ANYONE driving west along the A40 from Oxford recently will have seen the yellow signs directing construction traffic to the AirTanker site at RAF Brize Norton.

The signs are good news for Oxfordshire’s economy, confirming that the county is on the receiving end of a share of a massive defence spending project — allocated long before the current financial crisis.

But the signs also spell the beginning of the end for the stately ‘Queen of the Skies’, the VC10 — which, amazingly, has been flying over Oxfordshire on military transport operations for nearly 40 years, as the backbone of the RAF’s air-to-air refuelling.

The first of their replacements, the Future Strategic Tanker Aircraft (FTSA), or A330 -200 AirTanker, is scheduled to arrive at Brize Norton in 2011, and the last in 2016 — when the VC10 will finally retire.

And not before time, either, according to a former station commander at RAF Brize Norton, Air Vice Marshall Keith Filbey, who is now chairman of the consortium introducing the new plane, AirTanker Services.

He said: “The VC10s are corroding and becoming increasingly expensive to maintain.”

The 14 new aircraft, adapted to meet RAF requirements from the A330-200 Airbus, produced in Toulouse, will be capable of carrying 111 tonnes of aviation fuel, and of refuelling other aircraft at up to 35,000 ft.

The new AirTanker’s arrival at Brize Norton is the result of the world’s largest defence Private Finance Initiative (PFI), destined to run for the next 27 years at an estimated £12bn.

Under the contract, the new aircraft will be owned by AirTanker, which will also provide training, maintenance, flight operations, fleet management and ground services.

Air Vice Marshall Filbey said that after moving AirTanker’s HQ from Bristol to Brize Norton last year, the consortium now has 40 Oxfordshire employees and in 18 months will start recruiting more.

He said: “Eventually there will be 500 people working on the FTSA at Brize Norton, of whom 300 will be RAF personnel and the rest civilian.”

Already, pre-1960s RAF amenities at the base, such as bulk diesel and waste fuel tanks, have been updated. But the most noticeable feature will be a new two-bay hangar, a four-storey office block, and a training building with flight simulator.

The Air Vice Marshall would not be drawn on the cost of the work except to say it was “tens of millions” — but there are already 53 people working on the building site, so clearly Oxfordshire’s continuing close relationship with the RAF is an asset to the county’s economy in these troubled times.

And talking of troubled times, might the project be targeted in future Government cutbacks?

Air Vice Marshal Filbey said: “The financial penalties would be huge. Also, the VC10s and Tristars are simply too old and must be replaced.”

Financing the new air-to-air tanker is complicated, though. The company spearheading the project, Airtanker, is jointly owned by EADS, owner of Airbus, maker of the A330-200, with 40 per cent; Dorset-based Cobham, which builds the refuelling equipment (13.3 per cent); Rolls Royce, which provides the engines (20 per cent); Thales UK of Crawley, which provides the mission simulators and defensive aids (13.3 per cent); and VT Group, which supplies information and communications systems (13.3 per cent).

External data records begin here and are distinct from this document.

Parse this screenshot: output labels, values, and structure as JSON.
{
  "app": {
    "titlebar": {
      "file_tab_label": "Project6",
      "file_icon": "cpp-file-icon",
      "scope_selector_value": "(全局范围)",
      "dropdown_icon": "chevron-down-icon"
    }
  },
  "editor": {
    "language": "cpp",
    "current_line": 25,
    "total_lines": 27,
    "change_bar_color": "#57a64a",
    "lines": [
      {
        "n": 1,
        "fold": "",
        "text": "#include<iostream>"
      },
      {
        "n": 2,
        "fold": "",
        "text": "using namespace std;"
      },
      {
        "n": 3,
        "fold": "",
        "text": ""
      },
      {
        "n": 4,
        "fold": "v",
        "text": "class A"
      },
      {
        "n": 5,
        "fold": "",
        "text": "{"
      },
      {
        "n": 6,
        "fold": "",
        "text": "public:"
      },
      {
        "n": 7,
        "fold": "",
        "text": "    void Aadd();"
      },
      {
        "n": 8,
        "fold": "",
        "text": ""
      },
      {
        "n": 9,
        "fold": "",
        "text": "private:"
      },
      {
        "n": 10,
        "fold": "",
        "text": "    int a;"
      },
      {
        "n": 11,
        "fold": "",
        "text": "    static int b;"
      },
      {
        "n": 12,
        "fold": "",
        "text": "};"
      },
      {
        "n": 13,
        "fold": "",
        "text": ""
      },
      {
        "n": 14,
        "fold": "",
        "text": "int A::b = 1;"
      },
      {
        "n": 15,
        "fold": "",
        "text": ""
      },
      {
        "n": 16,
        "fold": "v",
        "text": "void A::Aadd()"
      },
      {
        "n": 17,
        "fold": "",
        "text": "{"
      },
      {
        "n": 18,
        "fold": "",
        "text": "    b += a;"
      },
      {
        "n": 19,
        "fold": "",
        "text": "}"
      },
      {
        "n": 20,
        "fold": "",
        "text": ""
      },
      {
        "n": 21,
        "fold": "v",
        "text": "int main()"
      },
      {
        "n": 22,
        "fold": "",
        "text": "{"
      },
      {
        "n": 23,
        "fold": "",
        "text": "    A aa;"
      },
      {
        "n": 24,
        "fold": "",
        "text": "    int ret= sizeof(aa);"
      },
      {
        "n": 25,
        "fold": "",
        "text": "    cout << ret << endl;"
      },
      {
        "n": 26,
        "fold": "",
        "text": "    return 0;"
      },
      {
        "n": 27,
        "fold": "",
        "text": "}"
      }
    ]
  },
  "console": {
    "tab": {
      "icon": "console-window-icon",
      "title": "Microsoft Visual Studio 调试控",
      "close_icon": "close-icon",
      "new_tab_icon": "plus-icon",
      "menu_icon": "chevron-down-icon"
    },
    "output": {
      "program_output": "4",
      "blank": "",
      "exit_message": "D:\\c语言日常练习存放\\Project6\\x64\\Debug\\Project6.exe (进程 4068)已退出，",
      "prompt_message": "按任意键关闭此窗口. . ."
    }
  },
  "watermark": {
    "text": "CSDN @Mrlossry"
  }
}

All the conversion work for 12 of the 14 aircraft will be done in the UK. The first two AirTankers will be converted at Airbus military facilities in Madrid.

Like the VC10s and Tristars they replace, the FTSAs will operate as troop carriers, or even as scheduled passenger aircraft (for example to the Falklands) when not engaged in air-to-air missions.

Each plane can carry 300 people or, with medical configuration, up to 40 stretchers — or 28 plus three intensive care units — and 104 pasengers or medical staff.

The planes can also carry 100,000 litres of fuel and dispense it while airborne at 80 litres a second, or fast enough to fill a Mini Cooper tank (40 litres) in just two seconds.

The new air-to-air refuellers will have twice the refuelling capability of the old VC10 and they represent a leap forward in reliability, performance and economy. All the same, some of us might feel just a tinge of nostalgia for those old Queens of the Skies.

But, as a spokesman for AirTanker said, that nostalgia wears thin with servicemen and women when they get stuck in Iraq or Afghanistan waiting days for a delayed flight. At least that scenario ought soon to be a thing of the past.